Cinderella meanwhile, always tries to be cheerful and never complains. Sometimes, however, she retreats to her “own little corner” and dreams of a more exciting life. On the night of the ball, Cinderella helps her Stepmother and Stepsisters get ready. After they leave, she sits alone in her corner and imagines what it might be like at the ball. She’s not alone for long, however, for her Godmother appears and Cinderella is magically transformed for the ball. Her carriage, changed from a pumpkin, drawn by horses that were mice a moment before, whisks her to the palace.
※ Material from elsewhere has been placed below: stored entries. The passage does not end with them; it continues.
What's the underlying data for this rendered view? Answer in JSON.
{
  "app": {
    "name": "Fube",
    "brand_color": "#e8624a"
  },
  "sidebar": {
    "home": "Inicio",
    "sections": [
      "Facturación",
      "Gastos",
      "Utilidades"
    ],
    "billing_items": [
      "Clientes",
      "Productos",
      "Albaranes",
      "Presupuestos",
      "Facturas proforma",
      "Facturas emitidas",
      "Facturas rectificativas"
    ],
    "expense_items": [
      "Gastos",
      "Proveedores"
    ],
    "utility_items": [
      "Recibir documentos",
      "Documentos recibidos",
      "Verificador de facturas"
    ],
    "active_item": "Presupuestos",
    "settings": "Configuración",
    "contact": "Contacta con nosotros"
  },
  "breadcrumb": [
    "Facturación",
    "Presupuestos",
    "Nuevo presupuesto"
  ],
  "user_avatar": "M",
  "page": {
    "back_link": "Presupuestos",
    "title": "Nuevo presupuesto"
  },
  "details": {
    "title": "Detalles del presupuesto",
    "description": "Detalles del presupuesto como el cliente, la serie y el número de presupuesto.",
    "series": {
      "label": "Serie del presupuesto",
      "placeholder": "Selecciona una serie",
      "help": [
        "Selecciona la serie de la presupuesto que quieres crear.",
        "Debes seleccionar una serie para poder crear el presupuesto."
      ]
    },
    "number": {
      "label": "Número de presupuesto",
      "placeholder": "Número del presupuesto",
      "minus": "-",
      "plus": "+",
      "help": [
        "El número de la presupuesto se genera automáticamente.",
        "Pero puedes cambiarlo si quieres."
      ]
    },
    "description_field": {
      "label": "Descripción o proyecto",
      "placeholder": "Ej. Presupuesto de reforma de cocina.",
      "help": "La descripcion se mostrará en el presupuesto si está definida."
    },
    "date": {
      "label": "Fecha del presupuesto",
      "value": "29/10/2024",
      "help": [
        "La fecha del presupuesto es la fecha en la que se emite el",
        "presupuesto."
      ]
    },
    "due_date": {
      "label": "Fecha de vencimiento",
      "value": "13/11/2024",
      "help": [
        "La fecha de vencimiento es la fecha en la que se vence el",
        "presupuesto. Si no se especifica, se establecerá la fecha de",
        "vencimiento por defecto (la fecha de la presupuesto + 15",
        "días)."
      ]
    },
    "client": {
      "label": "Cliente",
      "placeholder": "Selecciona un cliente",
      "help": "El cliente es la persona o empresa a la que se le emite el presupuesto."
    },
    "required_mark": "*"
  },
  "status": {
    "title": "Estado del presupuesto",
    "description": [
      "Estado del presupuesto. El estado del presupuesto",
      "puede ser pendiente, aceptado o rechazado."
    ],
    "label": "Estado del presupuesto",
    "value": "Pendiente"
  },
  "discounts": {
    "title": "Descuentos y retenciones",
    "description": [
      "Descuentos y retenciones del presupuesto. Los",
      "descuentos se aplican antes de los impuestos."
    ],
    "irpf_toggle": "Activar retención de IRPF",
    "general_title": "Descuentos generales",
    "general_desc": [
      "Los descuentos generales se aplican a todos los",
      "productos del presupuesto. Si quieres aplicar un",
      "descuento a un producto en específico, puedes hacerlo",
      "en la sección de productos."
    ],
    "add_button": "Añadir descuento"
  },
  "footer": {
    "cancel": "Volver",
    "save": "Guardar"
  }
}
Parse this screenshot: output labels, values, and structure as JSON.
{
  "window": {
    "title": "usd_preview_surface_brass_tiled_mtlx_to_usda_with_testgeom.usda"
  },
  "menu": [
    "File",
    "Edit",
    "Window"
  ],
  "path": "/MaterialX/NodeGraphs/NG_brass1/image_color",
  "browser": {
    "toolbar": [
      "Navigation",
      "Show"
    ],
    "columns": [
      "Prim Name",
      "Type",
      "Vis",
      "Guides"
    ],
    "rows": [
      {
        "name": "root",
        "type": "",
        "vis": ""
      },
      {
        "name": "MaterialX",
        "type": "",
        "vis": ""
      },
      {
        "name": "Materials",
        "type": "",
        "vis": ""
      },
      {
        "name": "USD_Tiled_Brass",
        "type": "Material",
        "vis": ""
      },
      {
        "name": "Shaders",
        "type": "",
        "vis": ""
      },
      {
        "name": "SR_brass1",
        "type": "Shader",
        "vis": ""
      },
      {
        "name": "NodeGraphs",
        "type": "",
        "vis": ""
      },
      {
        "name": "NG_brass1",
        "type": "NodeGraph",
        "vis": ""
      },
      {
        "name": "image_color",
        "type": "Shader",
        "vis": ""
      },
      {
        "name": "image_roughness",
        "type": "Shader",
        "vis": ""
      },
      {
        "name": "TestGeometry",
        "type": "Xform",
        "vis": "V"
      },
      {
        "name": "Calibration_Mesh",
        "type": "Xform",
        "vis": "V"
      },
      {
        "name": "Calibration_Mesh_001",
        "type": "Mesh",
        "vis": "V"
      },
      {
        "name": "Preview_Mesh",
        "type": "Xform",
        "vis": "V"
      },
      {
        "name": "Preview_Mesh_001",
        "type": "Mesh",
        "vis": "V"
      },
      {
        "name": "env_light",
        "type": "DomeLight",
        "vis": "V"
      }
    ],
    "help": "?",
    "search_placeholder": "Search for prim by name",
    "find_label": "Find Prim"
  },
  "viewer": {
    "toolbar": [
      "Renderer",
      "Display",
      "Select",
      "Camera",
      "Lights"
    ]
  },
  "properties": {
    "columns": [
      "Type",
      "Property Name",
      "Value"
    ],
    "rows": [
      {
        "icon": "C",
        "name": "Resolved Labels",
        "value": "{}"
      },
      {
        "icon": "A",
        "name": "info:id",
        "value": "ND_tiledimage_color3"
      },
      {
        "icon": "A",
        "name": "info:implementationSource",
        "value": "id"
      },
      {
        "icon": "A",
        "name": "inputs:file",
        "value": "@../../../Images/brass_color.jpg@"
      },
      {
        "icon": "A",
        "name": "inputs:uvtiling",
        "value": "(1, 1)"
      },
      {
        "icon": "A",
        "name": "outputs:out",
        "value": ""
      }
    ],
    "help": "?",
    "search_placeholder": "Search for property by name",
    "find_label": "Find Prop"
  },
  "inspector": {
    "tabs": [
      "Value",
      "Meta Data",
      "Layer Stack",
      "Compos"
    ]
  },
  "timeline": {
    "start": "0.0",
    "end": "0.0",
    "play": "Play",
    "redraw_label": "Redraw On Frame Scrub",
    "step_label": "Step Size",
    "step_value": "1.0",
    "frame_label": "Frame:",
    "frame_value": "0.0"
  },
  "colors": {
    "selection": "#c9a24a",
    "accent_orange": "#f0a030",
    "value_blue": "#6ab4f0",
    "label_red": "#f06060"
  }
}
The ball is the ball that everyone remembers from their storybooks, and Cinderella is the most beautiful of Princesses. Does she captivate everyone at the palace? She does! Do she and the Prince fall in love? They do! Must she flee at midnight before her carriage changes back into a pumpkin? She must!
Before she escapes, Cinderella loses her slipper, which the Prince retrieves. It is his only clue to finding her again, and he mounts a search for the foot that fits the slipper.
This classic tale will warm your heart and reminds us all that “Impossible things are happening every day.”
The timeless enchantment of a magical fairy tale is reborn with the Rodgers & Hammerstein hallmarks of originality, charm and elegance. Originally presented on television in 1957 starring Julie Andrews, Rodgers & Hammerstein’s CINDERELLA was the most widely viewed program in the history of the medium. Its recreation in 1965 starring Lesley
Ann Warren was no less successful in transporting a new generation to the miraculous kingdom of dreams-come-true, and so was a second remake in 1997, which starred Brandy as Cinderella and Whitney Houston as her Fairy Godmother. As adapted for the stage, with great warmth and more than a touch of hilarity, the hearts of children and adults alike still soar when the slipper fits. This Enchanted Edition is based on the 1997 teleplay.